NY Paintings displayed at Asker IS

Canal Edges

 Canal Street was once a canal, filled in centuries ago. For a long time it has been a busy street of industrial shops and honking trucks, every inch of asphalt and grimy facade worn by no-nonse commerce. I soften the brooding street of dark edges with soft steam and a damp atmosphere.


Manhattan Project

The foreground is still, hardly a sign of life, the layup rail yard nearly empty of trains. Is it early in the morning, or late in the afternoon?  The view is from the Pulaski Bridge, which connects Brooklyn and Queens. The immense energy lies across the river, where the vanishing point of perspective points to midtown Manhattan. Yet more energy hovers above in the background, the heady clouds ready to congeal into a humid summer storm.

Strand

This, my most recent painting, shows a view of Broadway outside the Strand Bookstore. The Empire State Building looms above the angling, one way street.



Gray's Papaya

8th Ave is awash in winter slush and the glaring light of Gray's Papaya, a shop known for its cheap, standing-room-only hotdogs.
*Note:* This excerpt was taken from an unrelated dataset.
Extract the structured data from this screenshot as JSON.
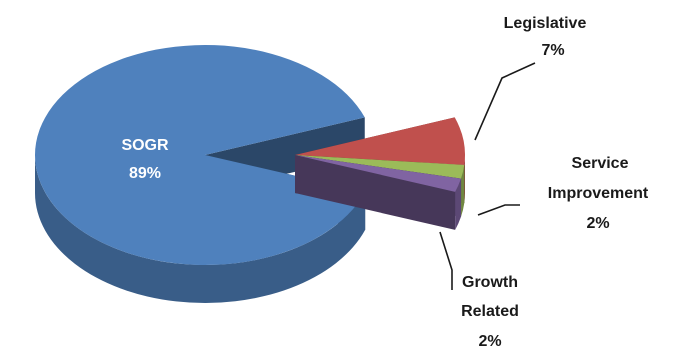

It's harder to find such places these days, real estate prices favoring corporate chains.



Beware of Dog

This fence, based on my old neighborhood in Greenpoint, Brooklyn, would probably not hold a determined guard dog.


Apollo

The lights of Harlem's Apollo Theater warm 125th Street. Up here the sky is larger, and crisper, as Autumn sets in.


Cafe Roma
Christmas lights adorn Little Italy, a famous, but very small neighborhood.



Coney Island Projection

If you see this from an angle you will see a portrait of a sideshow personality.




Light Cluster

A bright patchwork of signage  downtown.





Pioneer

A wild west mural festoons the side of a trash collection truck on its runs in the garment district. It is interesting to contrast the myth of the west, with its wide open space, with the closed-in urban windows in the background.


Seven
The Seven Line, an elevated train, runs out to Flushing, Queens. It's a very long ride, passing through dozens of countries, each stop marking a different ethnic neighborhood.